Tara tersenyum smirk "berapa orang yang berada disana?"
"menurut pengamatan Rega totalnya ada 50 orang yang berjaga. Kita harus berhati-hati sebelum mereka mencium transaksi yang akan kita lakukan." Andreas menjelaskan situasi dengan cermat.
Tara menggeleng, "kita hanya perlu melakukannya dengan tepat dan cepat. Bilang sama yang lainnya untuk tidak bertindak bodoh kali ini. Semua harus pada tugas masing-masing."
Sebagai geng besar, geng Bermuda tentu tidak memiliki satu musuh saja. Dan tidak melakukan satu kegiatan saja. Perdagangan senjata juga mereka lakukan. Tentu saja dengan illegal. Demi mempertahankan posisi puncak banyak kelompok-kelompok lain yang ingin ditaklukkannya. Entah itu kelompok kecil atau besar, entah itu mafia atau bukan, selama mereka mengibarkan bendera perang selama itu pula Bermuda selalu siap untuk menyerang mereka.
Tara menyandarkan raganya setelah diskusi berdua dengan Andreas terselesaikan. "Jaya masih belum ingin kembali?" Andreas bertanya sambil meletakkan catatannya.
Tara mengeluarkan rokoknya, menatap kosong pada seisi ruangan "katanya masih ada tanggungan yang diembannya.
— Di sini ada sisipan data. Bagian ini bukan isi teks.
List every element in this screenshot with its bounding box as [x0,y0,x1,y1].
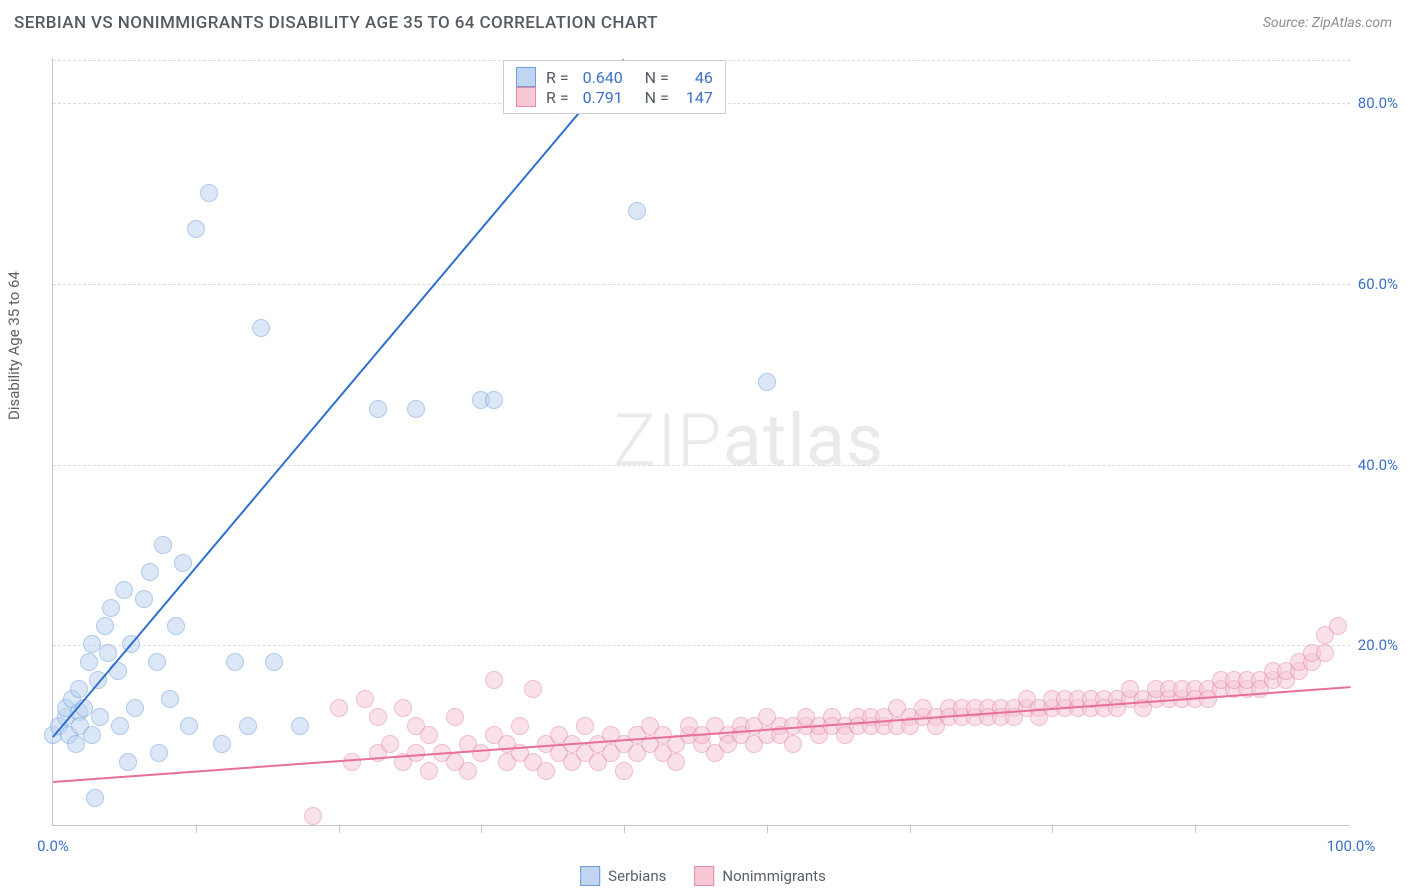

Mungkin saja Ibu masih belum siap untuk kehilangan putranya sekali lagi."
Andreas juga turut menghembuskan asap rokoknya. Laki-laki berambut agak gondrong dengan mengikat rambut bagian atasnya itu menengadah menatap kosong pada langit-langit. "Padahal Kak Anan pendiri kelompok ini. Akan lebih sah jika Jaya yang akan melanjutkan tugas-tugas ini."
Tara mengangguk mengiyakan. Anan membentuk kelompok itu bermula dari geng kecil hingga membawanya ke posisi puncak. Sayangnya laki-laki itu tidak lama berada ditahtanya karena ajal yang terlalu cepat menjemputnya. Setelah kematiannya, Anan masih menjadi sosok yang dihormati oleh bawahannya. Jaket pria itu masih terpajang abadi di salah satu dinding tanpa ada yang berani menyentuhnya. Anan juga selalu disebutkan dalam setiap pencapaian mereka.
Kilasan Tara kembali ke beberapa tahun silam. Saat dirinya melakukan pemberontakan terhadap Pak Joan hingga kabur dari rumah. Dia yang nyaris semaput di jalanan dibawa Anan ke tempat kumuh ini. Saat itu Anan tidak bicara apa-apa, laki-laki itu hanya diam menatapnya memakan sebungkus roti.
Semenjak saat itu Tara langsung menjadikan laki-laki itu sebagai panutan setelah tahu kerasnya kehidupan yang dijalaninya. Anan dipaksa menjadi dewasa diusianya yang masih remaja. Pemberontakan Tara tidak ada apa-apanya dibandingkan tanggung jawab yang dimiliki oleh lelaki yang selalu tersenyum ramah tersebut.